The stations, which are about five-and-a-half feet wide and deep, contain a 210-gallon water tank and a sink assembly with a drop-down steel mesh countertop on one of its sides. The tank is inside an insulated cabinet and includes a heating element to prevent the water from freezing during the winter. The mobile units sit on steel frames with large wheels.
“They look like chicken coops that are bound for the moon or like the Mars rovers,” says Bigley with a laugh.

A wash station in use at Navajo Nation.
The first step in assembling the stations was to build their frames, which involved welding aluminum stainless steel and carbon stainless steel. The training center’s welding instructor, Bobby Niles, and two apprentices in Local 12’s welding program came in Saturdays and some nights to work on the frame. Other instructors and apprentices handled the units’ shells, which included wooden doors.

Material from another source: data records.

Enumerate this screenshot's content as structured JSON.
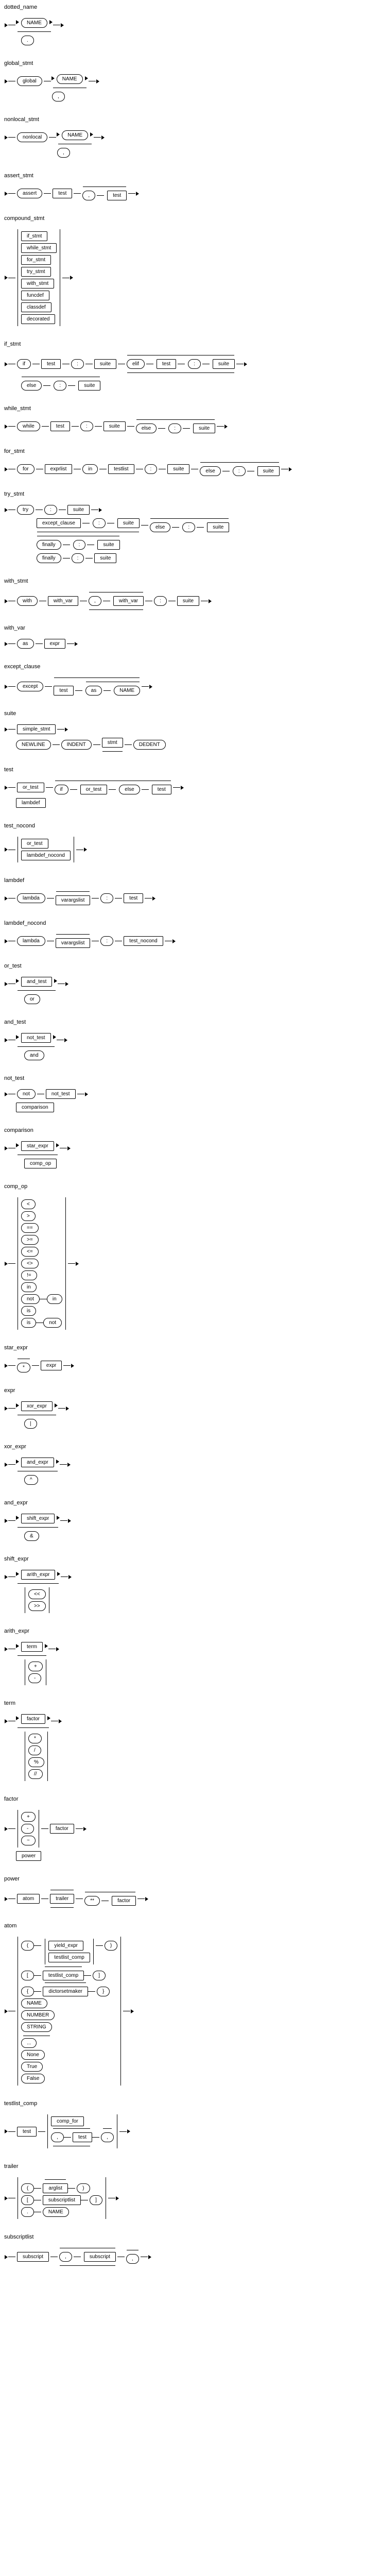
{
  "rules": {
    "dotted_name": {
      "title": "dotted_name",
      "items": [
        "NAME",
        "."
      ]
    },
    "global_stmt": {
      "title": "global_stmt",
      "items": [
        "global",
        "NAME",
        ","
      ]
    },
    "nonlocal_stmt": {
      "title": "nonlocal_stmt",
      "items": [
        "nonlocal",
        "NAME",
        ","
      ]
    },
    "assert_stmt": {
      "title": "assert_stmt",
      "items": [
        "assert",
        "test",
        ",",
        "test"
      ]
    },
    "compound_stmt": {
      "title": "compound_stmt",
      "alts": [
        "if_stmt",
        "while_stmt",
        "for_stmt",
        "try_stmt",
        "with_stmt",
        "funcdef",
        "classdef",
        "decorated"
      ]
    },
    "if_stmt": {
      "title": "if_stmt",
      "items": [
        "if",
        "test",
        ":",
        "suite",
        "elif",
        "test",
        ":",
        "suite",
        "else",
        ":",
        "suite"
      ]
    },
    "while_stmt": {
      "title": "while_stmt",
      "items": [
        "while",
        "test",
        ":",
        "suite",
        "else",
        ":",
        "suite"
      ]
    },
    "for_stmt": {
      "title": "for_stmt",
      "items": [
        "for",
        "exprlist",
        "in",
        "testlist",
        ":",
        "suite",
        "else",
        ":",
        "suite"
      ]
    },
    "try_stmt": {
      "title": "try_stmt",
      "items": [
        "try",
        ":",
        "suite",
        "except_clause",
        ":",
        "suite",
        "else",
        ":",
        "suite",
        "finally",
        ":",
        "suite",
        "finally",
        ":",
        "suite"
      ]
    },
    "with_stmt": {
      "title": "with_stmt",
      "items": [
        "with",
        "with_var",
        ",",
        "with_var",
        ":",
        "suite"
      ]
    },
    "with_var": {
      "title": "with_var",
      "items": [
        "as",
        "expr"
      ]
    },
    "except_clause": {
      "title": "except_clause",
      "items": [
        "except",
        "test",
        "as",
        "NAME"
      ]
    },
    "suite": {
      "title": "suite",
      "alts": [
        "simple_stmt"
      ],
      "items": [
        "NEWLINE",
        "INDENT",
        "stmt",
        "DEDENT"
      ]
    },
    "test": {
      "title": "test",
      "items": [
        "or_test",
        "if",
        "or_test",
        "else",
        "test"
      ],
      "alts": [
        "lambdef"
      ]
    },
    "test_nocond": {
      "title": "test_nocond",
      "alts": [
        "or_test",
        "lambdef_nocond"
      ]
    },
    "lambdef": {
      "title": "lambdef",
      "items": [
        "lambda",
        "varargslist",
        ":",
        "test"
      ]
    },
    "lambdef_nocond": {
      "title": "lambdef_nocond",
      "items": [
        "lambda",
        "varargslist",
        ":",
        "test_nocond"
      ]
    },
    "or_test": {
      "title": "or_test",
      "items": [
        "and_test",
        "or"
      ]
    },
    "and_test": {
      "title": "and_test",
      "items": [
        "not_test",
        "and"
      ]
    },
    "not_test": {
      "title": "not_test",
      "items": [
        "not",
        "not_test"
      ],
      "alts": [
        "comparison"
      ]
    },
    "comparison": {
      "title": "comparison",
      "items": [
        "star_expr",
        "comp_op"
      ]
    },
    "comp_op": {
      "title": "comp_op",
      "alts": [
        "<",
        ">",
        "==",
        ">=",
        "<=",
        "<>",
        "!=",
        "in",
        "not in",
        "is",
        "is not"
      ],
      "items": [
        "not",
        "in",
        "is",
        "not"
      ]
    },
    "star_expr": {
      "title": "star_expr",
      "items": [
        "*",
        "expr"
      ]
    },
    "expr": {
      "title": "expr",
      "items": [
        "xor_expr",
        "|"
      ]
    },
    "xor_expr": {
      "title": "xor_expr",
      "items": [
        "and_expr",
        "^"
      ]
    },
    "and_expr": {
      "title": "and_expr",
      "items": [
        "shift_expr",
        "&"
      ]
    },
    "shift_expr": {
      "title": "shift_expr",
      "items": [
        "arith_expr",
        "<<",
        ">>"
      ]
    },
    "arith_expr": {
      "title": "arith_expr",
      "items": [
        "term",
        "+",
        "-"
      ]
    },
    "term": {
      "title": "term",
      "items": [
        "factor",
        "*",
        "/",
        "%",
        "//"
      ]
    },
    "factor": {
      "title": "factor",
      "items": [
        "+",
        "-",
        "~",
        "factor"
      ],
      "alts": [
        "power"
      ]
    },
    "power": {
      "title": "power",
      "items": [
        "atom",
        "trailer",
        "**",
        "factor"
      ]
    },
    "atom": {
      "title": "atom",
      "items": [
        "(",
        "yield_expr",
        "testlist_comp",
        ")",
        "[",
        "testlist_comp",
        "]",
        "{",
        "dictorsetmaker",
        "}",
        "NAME",
        "NUMBER",
        "STRING",
        "...",
        "None",
        "True",
        "False"
      ]
    },
    "testlist_comp": {
      "title": "testlist_comp",
      "items": [
        "test",
        "comp_for",
        ",",
        "test",
        ","
      ]
    },
    "trailer": {
      "title": "trailer",
      "items": [
        "(",
        "arglist",
        ")",
        "[",
        "subscriptlist",
        "]",
        ".",
        "NAME"
      ]
    },
    "subscriptlist": {
      "title": "subscriptlist",
      "items": [
        "subscript",
        ",",
        "subscript",
        ","
      ]
    }
  }
}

The stations were built in the training center’s new annex shop.
Some of the stations use electricity. The off-grid models that Local 12 built include solar panels. Training center instructor Johnny Tierney, who is a licensed electrician, wired them so they would be self-powered.
“There was a lot of cutting and fabrication to build the stations,” Carter says adding that they took from May to September to complete. “We have great instructors and apprentices who wanted to be involved and donated their time.”

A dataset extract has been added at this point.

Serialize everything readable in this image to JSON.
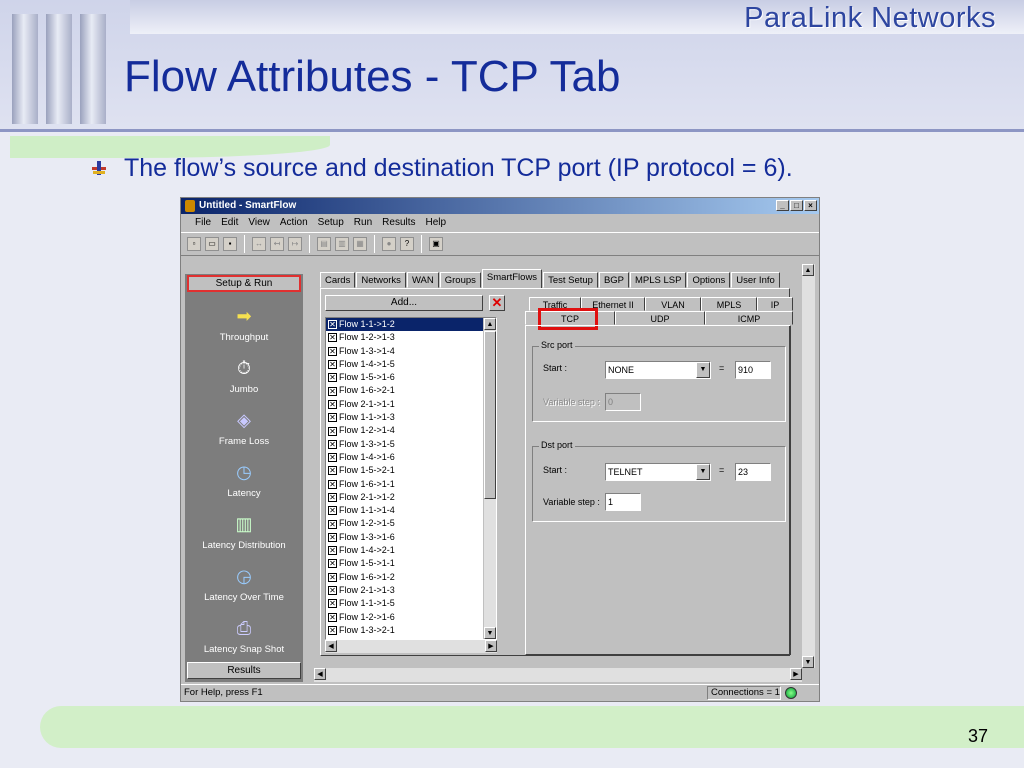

The training director says that several partners got involved with the project as well. For example, Ferguson Plumbing donated the sinks and the water tanks. Local 12 neighbor Gilbert & Becker, which is a roofing contractor, put metal skins on the exterior of the stations to make them weathertight. When the units were completed, the company also supplied a forklift to load them–all 1,100 lbs. of them–onto moving trucks for shipping.
Bound for the Navajo Nation in Arizona, Carter says that the location is “literally in the middle of nowhere.” Because there is no street address, the shipper had to use GPS coordinates. Once they arrived on site, DigDeep distributed and installed the washing stations. “Hopefully they will get years of use out of them,” Carter says.
“I think everyone’s aware that Native Americans have been treated unfairly,” says Bigley. “Our people like to work with their hands, and this is a way that we can help. It really resonates.” He adds that the UA will continue working with Navajo Nation, and that the next challenge will likely be bathroom units.
Whatever the project, Carter and Fandel say that Local 12 stands ready to help.